Cooling Your Home on a Tight Budget

Cooling a home during warmer months can be aggravating, especially when battling a tight budget. Rather than getting hot under the collar when the electric bill arrives, keep your cool. The following tips can alleviate the summer sizzle and help maintain a tight home cooling budget.

Remember those movies in which sailors seal hatches to keep water from pouring into their storm struck ship? Well, on a hot day, you’re the captain of the S.S. Tight Budget, and it’s your job to keep out warm air. The same spaces that allow cold air to seep into homes during the winter, may allow warm air inside during the summer. It is therefore important to inspect the following areas:

* Window seals
* Doors
* Seldom used rooms
* Attic
* Basement

Holding a lighted candle or even just your hand in front of windows or doors can help detect airflow from cracks. Caulking or sealing these spaces may decrease air seepage. Also, you might consider partitioning areas that aren’t used frequently. Closing doors and vents to unused rooms when cooling a home can make a difference of five to ten degrees or more. Ensuring an attic is properly insulated can maintain a tight budget as well.

It’s amazing just how much appliances can add to the temperature of a room or home. Dishwashers, ovens, toasters, refrigerators, washers and dryers all produce heat that can bust an already tight budget.
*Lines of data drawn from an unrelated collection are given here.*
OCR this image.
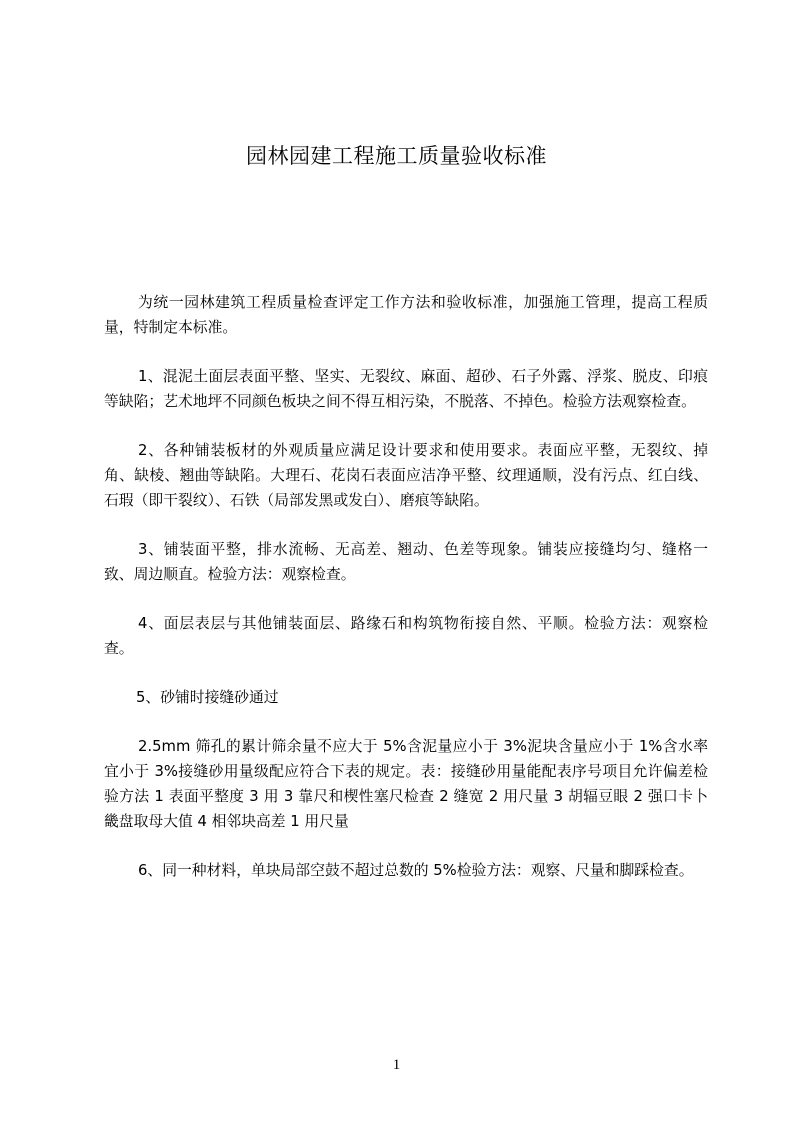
园林园建工程施工质量验收标准

为统一园林建筑工程质量检查评定工作方法和验收标准，加强施工管理，提高工程质量，特制定本标准。

1、混泥土面层表面平整、坚实、无裂纹、麻面、超砂、石子外露、浮浆、脱皮、印痕等缺陷；艺术地坪不同颜色板块之间不得互相污染，不脱落、不掉色。检验方法观察检查。

2、各种铺装板材的外观质量应满足设计要求和使用要求。表面应平整，无裂纹、掉角、缺棱、翘曲等缺陷。大理石、花岗石表面应洁净平整、纹理通顺，没有污点、红白线、石瑕（即干裂纹）、石铁（局部发黑或发白）、磨痕等缺陷。

3、铺装面平整，排水流畅、无高差、翘动、色差等现象。铺装应接缝均匀、缝格一致、周边顺直。检验方法：观察检查。

4、面层表层与其他铺装面层、路缘石和构筑物衔接自然、平顺。检验方法：观察检查。

5、砂铺时接缝砂通过

2.5mm 筛孔的累计筛余量不应大于 5%含泥量应小于 3%泥块含量应小于 1%含水率宜小于 3%接缝砂用量级配应符合下表的规定。表：接缝砂用量能配表序号项目允许偏差检验方法 1 表面平整度 3 用 3 靠尺和楔性塞尺检查 2 缝宽 2 用尺量 3 胡辐豆眼 2 强口卡卜畿盘取母大值 4 相邻块高差 1 用尺量

6、同一种材料，单块局部空鼓不超过总数的 5%检验方法：观察、尺量和脚踩检查。

1
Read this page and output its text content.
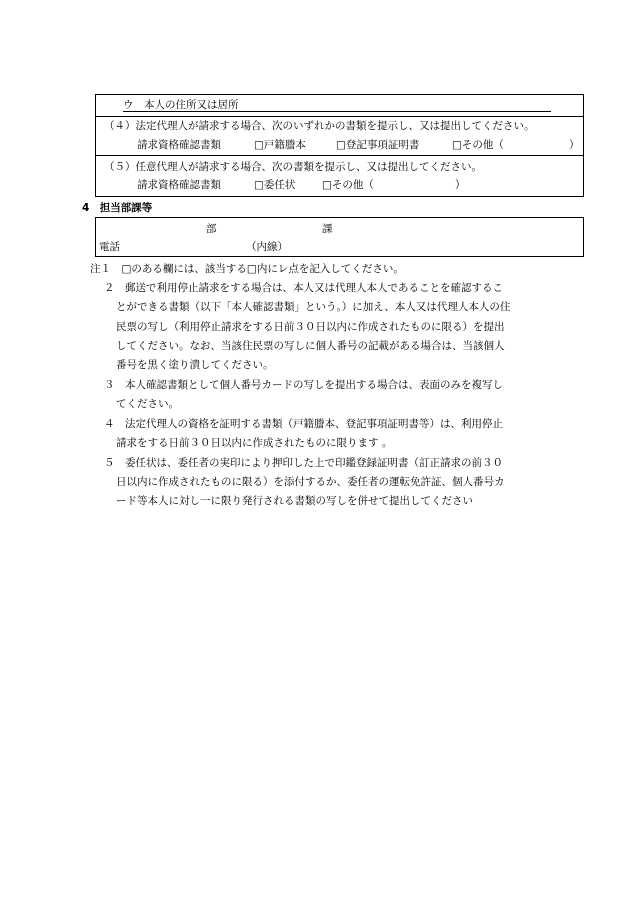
ウ　本人の住所又は居所
（４）法定代理人が請求する場合、次のいずれかの書類を提示し、又は提出してください。
請求資格確認書類	□戸籍謄本	□登記事項証明書	□その他（	）
（５）任意代理人が請求する場合、次の書類を提示し、又は提出してください。
請求資格確認書類	□委任状	□その他（	）
4　担当部課等
部	課
電話	（内線）
注１　□のある欄には、該当する□内にレ点を記入してください。
２　郵送で利用停止請求をする場合は、本人又は代理人本人であることを確認するこ
とができる書類（以下「本人確認書類」という。）に加え、本人又は代理人本人の住
民票の写し（利用停止請求をする日前３０日以内に作成されたものに限る）を提出
してください。なお、当該住民票の写しに個人番号の記載がある場合は、当該個人
番号を黒く塗り潰してください。
３　本人確認書類として個人番号カードの写しを提出する場合は、表面のみを複写し
てください。
４　法定代理人の資格を証明する書類（戸籍謄本、登記事項証明書等）は、利用停止
請求をする日前３０日以内に作成されたものに限ります 。
５　委任状は、委任者の実印により押印した上で印鑑登録証明書（訂正請求の前３０
日以内に作成されたものに限る）を添付するか、委任者の運転免許証、個人番号カ
ード等本人に対し一に限り発行される書類の写しを併せて提出してください
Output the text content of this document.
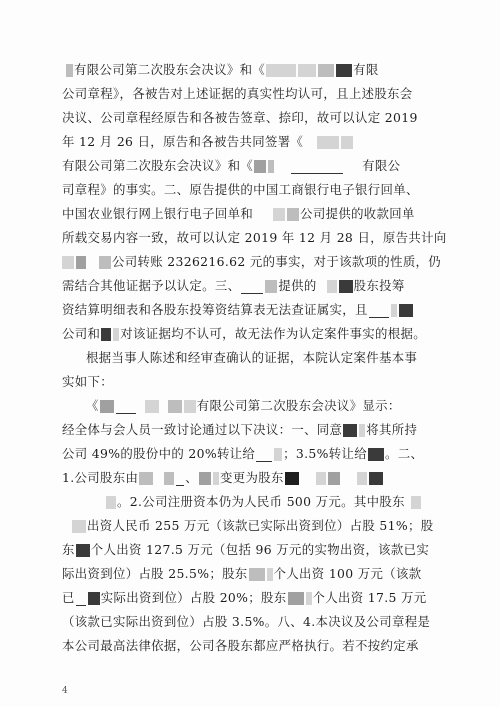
有限公司第二次股东会决议》和《	有限
公司章程》，各被告对上述证据的真实性均认可，且上述股东会
决议、公司章程经原告和各被告签章、捺印，故可以认定 2019
年 12 月 26 日，原告和各被告共同签署《
有限公司第二次股东会决议》和《	有限公
司章程》的事实。二、原告提供的中国工商银行电子银行回单、
中国农业银行网上银行电子回单和	公司提供的收款回单
所载交易内容一致，故可以认定 2019 年 12 月 28 日，原告共计向
公司转账 2326216.62 元的事实，对于该款项的性质，仍
需结合其他证据予以认定。三、	提供的	股东投筹
资结算明细表和各股东投筹资结算表无法查证属实，且
公司和 对该证据均不认可，故无法作为认定案件事实的根据。
根据当事人陈述和经审查确认的证据，本院认定案件基本事
实如下：
《	有限公司第二次股东会决议》显示：
经全体与会人员一致讨论通过以下决议：一、同意 将其所持
公司 49%的股份中的 20%转让给 ；3.5%转让给 。二、
1.公司股东由	、 变更为股东
。2.公司注册资本仍为人民币 500 万元。其中股东
出资人民币 255 万元（该款已实际出资到位）占股 51%；股
东 个人出资 127.5 万元（包括 96 万元的实物出资，该款已实
际出资到位）占股 25.5%；股东 个人出资 100 万元（该款
已 实际出资到位）占股 20%；股东 个人出资 17.5 万元
（该款已实际出资到位）占股 3.5%。八、4.本决议及公司章程是
本公司最高法律依据，公司各股东都应严格执行。若不按约定承
4
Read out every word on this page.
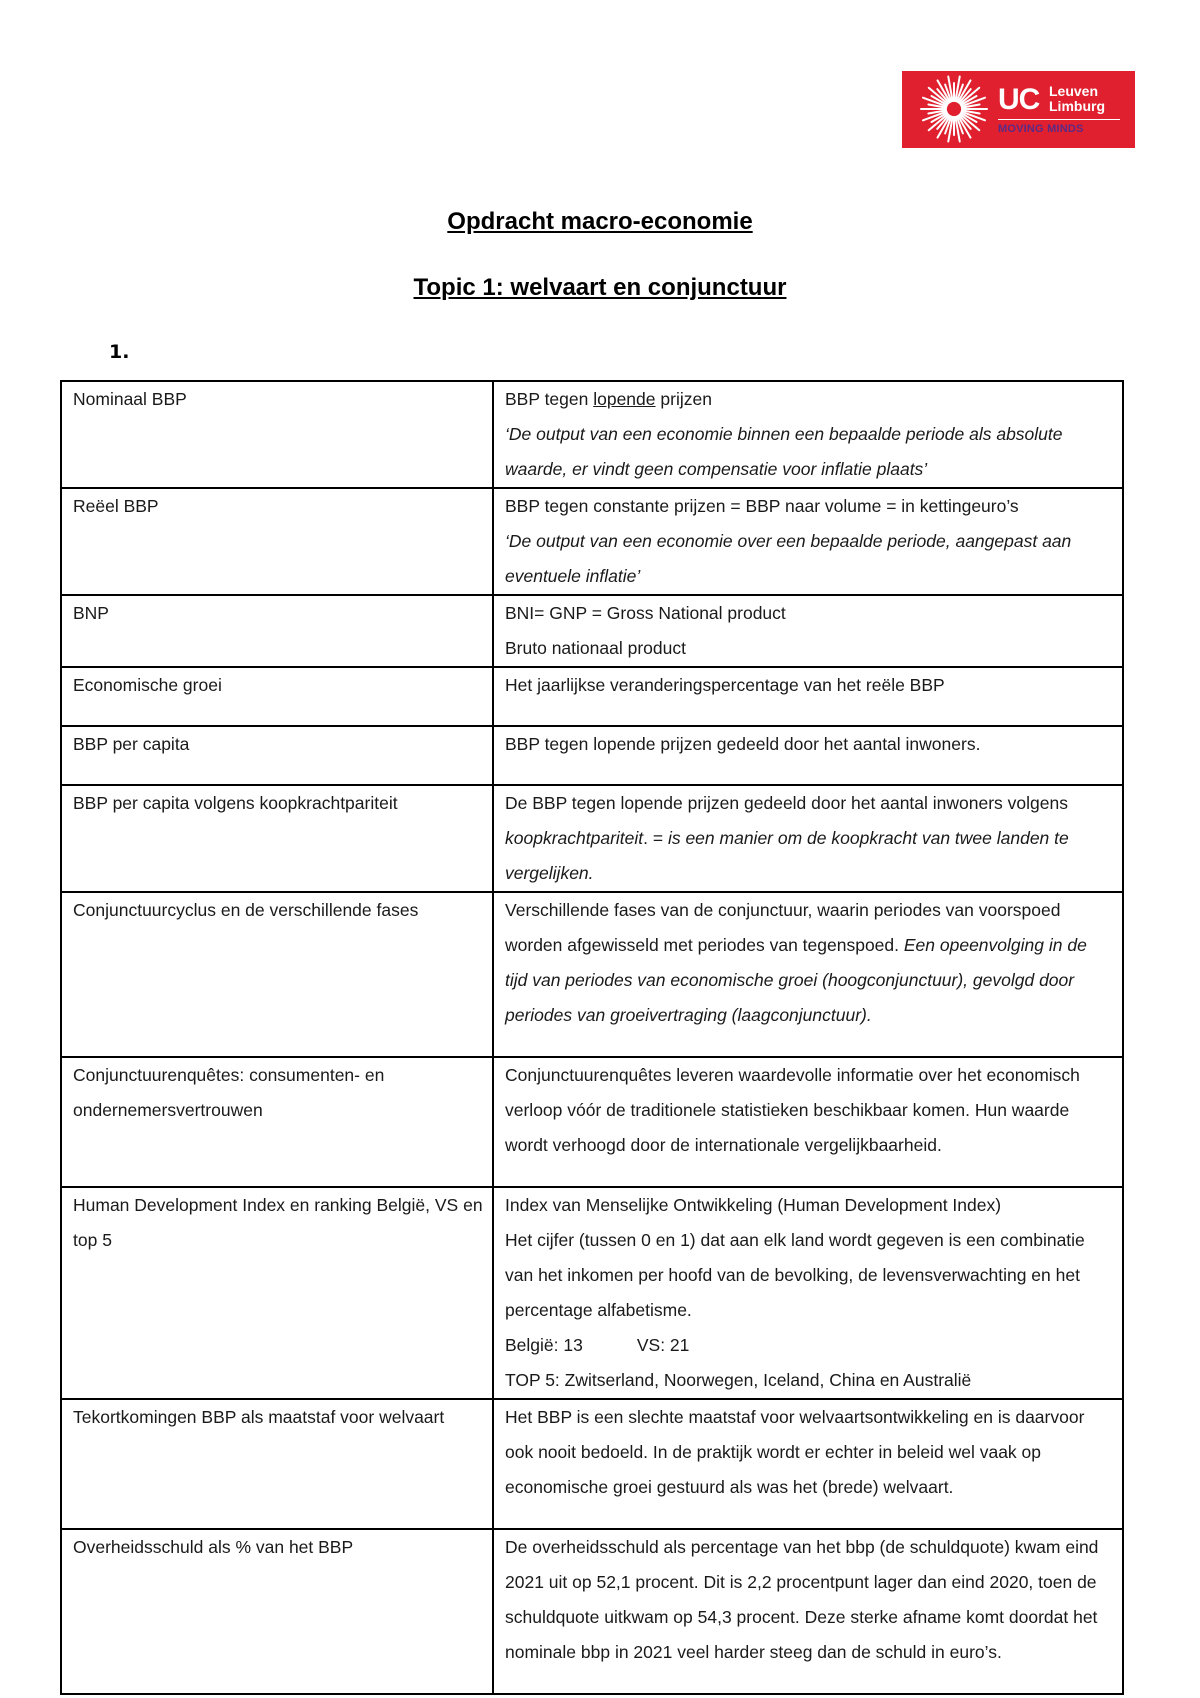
UC Leuven
Limburg
MOVING MINDS
Opdracht macro-economie
Topic 1: welvaart en conjunctuur
1.
Nominaal BBP	BBP tegen lopende prijzen

‘De output van een economie binnen een bepaalde periode als absolute waarde, er vindt geen compensatie voor inflatie plaats’

Reëel BBP	BBP tegen constante prijzen = BBP naar volume = in kettingeuro’s

‘De output van een economie over een bepaalde periode, aangepast aan eventuele inflatie’

BNP	BNI= GNP = Gross National product

Bruto nationaal product

Economische groei	Het jaarlijkse veranderingspercentage van het reële BBP
BBP per capita	BBP tegen lopende prijzen gedeeld door het aantal inwoners.
BBP per capita volgens koopkrachtpariteit	De BBP tegen lopende prijzen gedeeld door het aantal inwoners volgens koopkrachtpariteit. = is een manier om de koopkracht van twee landen te vergelijken.
Conjunctuurcyclus en de verschillende fases	Verschillende fases van de conjunctuur, waarin periodes van voorspoed worden afgewisseld met periodes van tegenspoed. Een opeenvolging in de tijd van periodes van economische groei (hoogconjunctuur), gevolgd door periodes van groeivertraging (laagconjunctuur).
Conjunctuurenquêtes: consumenten- en ondernemersvertrouwen	Conjunctuurenquêtes leveren waardevolle informatie over het economisch verloop vóór de traditionele statistieken beschikbaar komen. Hun waarde wordt verhoogd door de internationale vergelijkbaarheid.
Human Development Index en ranking België, VS en top 5	Index van Menselijke Ontwikkeling (Human Development Index)

Het cijfer (tussen 0 en 1) dat aan elk land wordt gegeven is een combinatie van het inkomen per hoofd van de bevolking, de levensverwachting en het percentage alfabetisme.

België: 13 VS: 21

TOP 5: Zwitserland, Noorwegen, Iceland, China en Australië

Tekortkomingen BBP als maatstaf voor welvaart	Het BBP is een slechte maatstaf voor welvaartsontwikkeling en is daarvoor ook nooit bedoeld. In de praktijk wordt er echter in beleid wel vaak op economische groei gestuurd als was het (brede) welvaart.
Overheidsschuld als % van het BBP	De overheidsschuld als percentage van het bbp (de schuldquote) kwam eind 2021 uit op 52,1 procent. Dit is 2,2 procentpunt lager dan eind 2020, toen de schuldquote uitkwam op 54,3 procent. Deze sterke afname komt doordat het nominale bbp in 2021 veel harder steeg dan de schuld in euro’s.
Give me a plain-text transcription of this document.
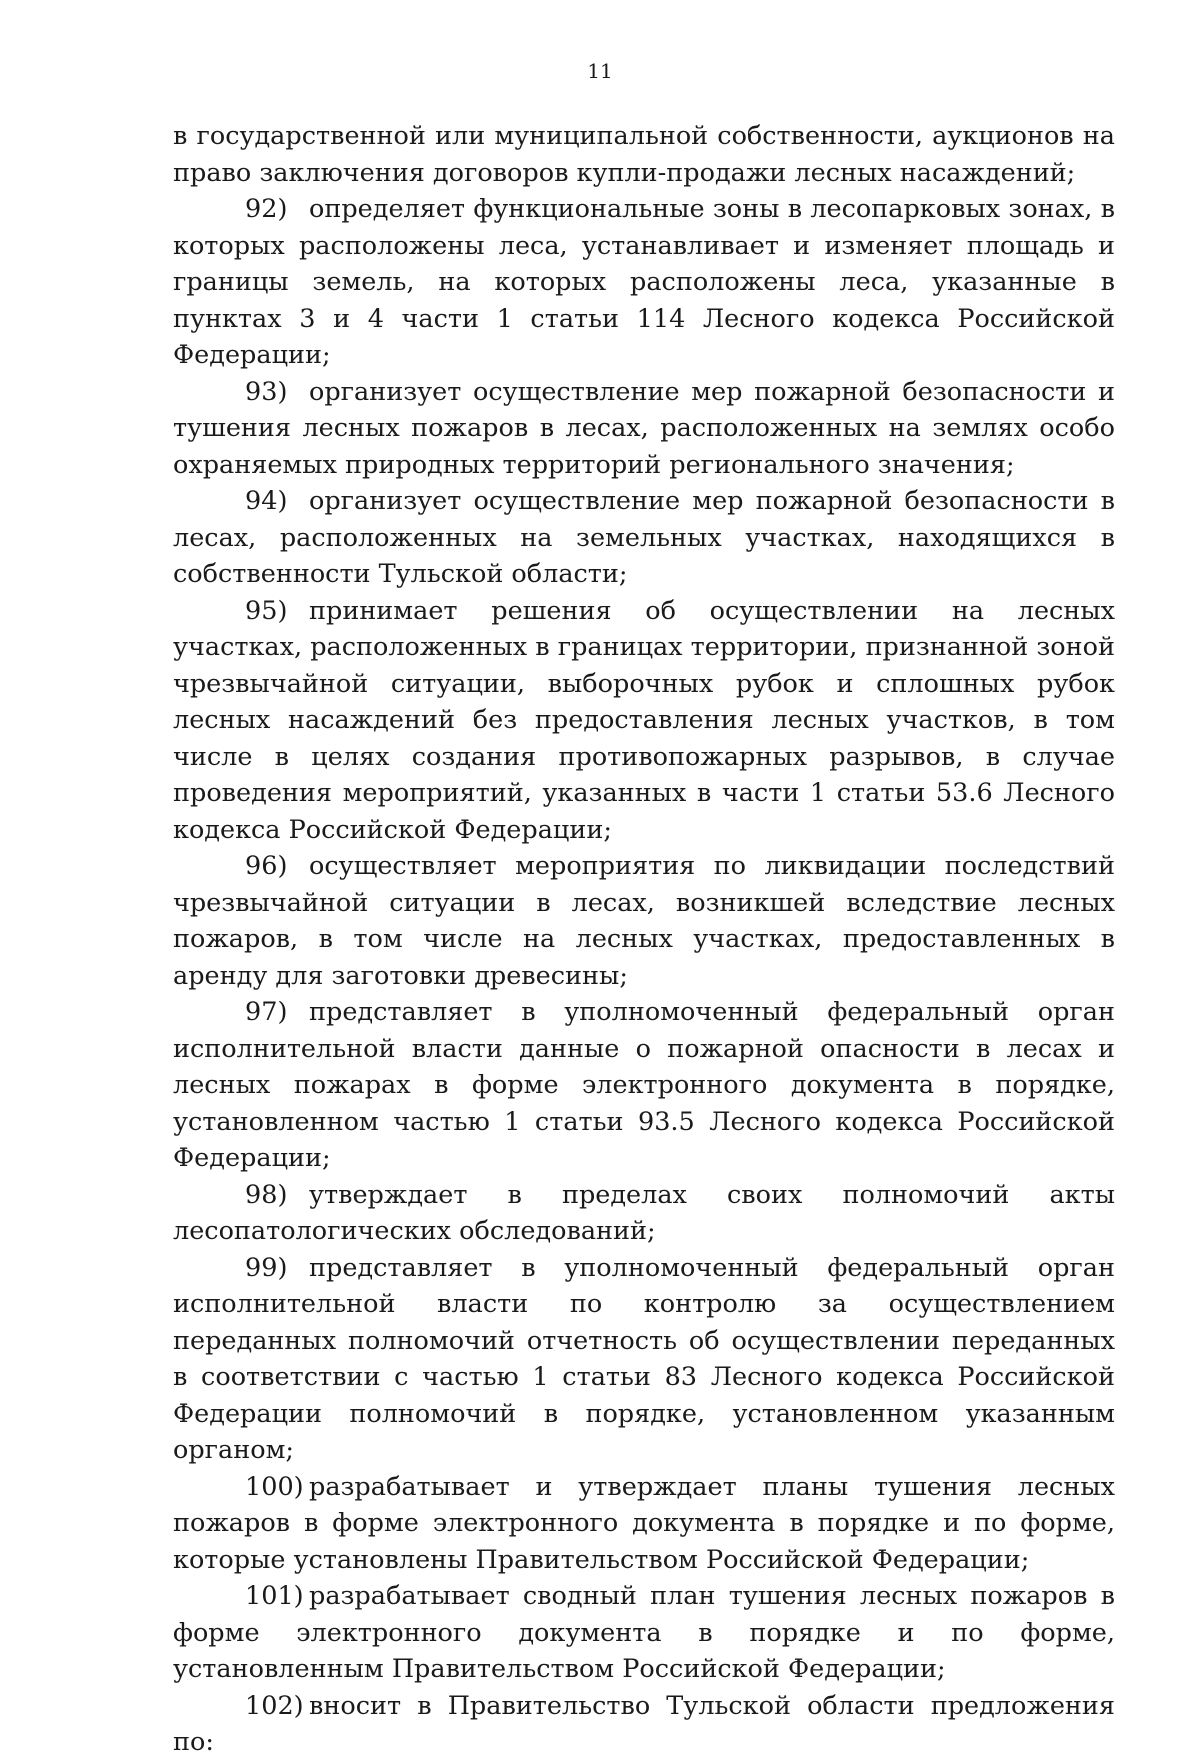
11

в государственной или муниципальной собственности, аукционов на право заключения договоров купли-продажи лесных насаждений;

92) определяет функциональные зоны в лесопарковых зонах, в которых расположены леса, устанавливает и изменяет площадь и границы земель, на которых расположены леса, указанные в пунктах 3 и 4 части 1 статьи 114 Лесного кодекса Российской Федерации;

93) организует осуществление мер пожарной безопасности и тушения лесных пожаров в лесах, расположенных на землях особо охраняемых природных территорий регионального значения;

94) организует осуществление мер пожарной безопасности в лесах, расположенных на земельных участках, находящихся в собственности Тульской области;

95) принимает решения об осуществлении на лесных участках, расположенных в границах территории, признанной зоной чрезвычайной ситуации, выборочных рубок и сплошных рубок лесных насаждений без предоставления лесных участков, в том числе в целях создания противопожарных разрывов, в случае проведения мероприятий, указанных в части 1 статьи 53.6 Лесного кодекса Российской Федерации;

96) осуществляет мероприятия по ликвидации последствий чрезвычайной ситуации в лесах, возникшей вследствие лесных пожаров, в том числе на лесных участках, предоставленных в аренду для заготовки древесины;

97) представляет в уполномоченный федеральный орган исполнительной власти данные о пожарной опасности в лесах и лесных пожарах в форме электронного документа в порядке, установленном частью 1 статьи 93.5 Лесного кодекса Российской Федерации;

98) утверждает в пределах своих полномочий акты лесопатологических обследований;

99) представляет в уполномоченный федеральный орган исполнительной власти по контролю за осуществлением переданных полномочий отчетность об осуществлении переданных в соответствии с частью 1 статьи 83 Лесного кодекса Российской Федерации полномочий в порядке, установленном указанным органом;

100) разрабатывает и утверждает планы тушения лесных пожаров в форме электронного документа в порядке и по форме, которые установлены Правительством Российской Федерации;

101) разрабатывает сводный план тушения лесных пожаров в форме электронного документа в порядке и по форме, установленным Правительством Российской Федерации;

102) вносит в Правительство Тульской области предложения по:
If it’s necessary to use these items when cooling a home, consider the following:

* Use a microwave instead of stove or oven for cooking
* Use appliances at night when energy rates and temperatures are typically lower
* Use cold water to wash clothes
* Dry clothes outside
* Air dry dishes
* Vacuum refrigerator coils and vents every couple months

Don’t forget, even items such as televisions, lights/light bulbs, stereos, DVR, DVD, and CD players emit heat that can hurt your chances of cooling a home.

Ambient light is a leading cause in increasing room temperature and can destroy any chance of cooling a home while abiding by tight budget constraints. There are several ways to combat this solar foe.

* Close blinds/curtains on sunny days
* Plant trees/shrubs to block sunlight
* Use awnings

On the other hand, Mother Nature can be used to your advantage. Opening windows allows breezes to cool a home and can be a great money saver. Using fans to circulate air can save on a tight budget and be particularly helpful in cooling a home.

If you are looking for a new air conditioner, bigger isn’t always better. Larger units may run for shorter periods and eat up more electricity when cooling a home. If you find it necessary to run an air conditioning unit, consider using a programmable thermostat. This can allow you to leave the air off, or set it at a higher temperature during times when you are away, thereby cooling a home on a tight budget more effectively.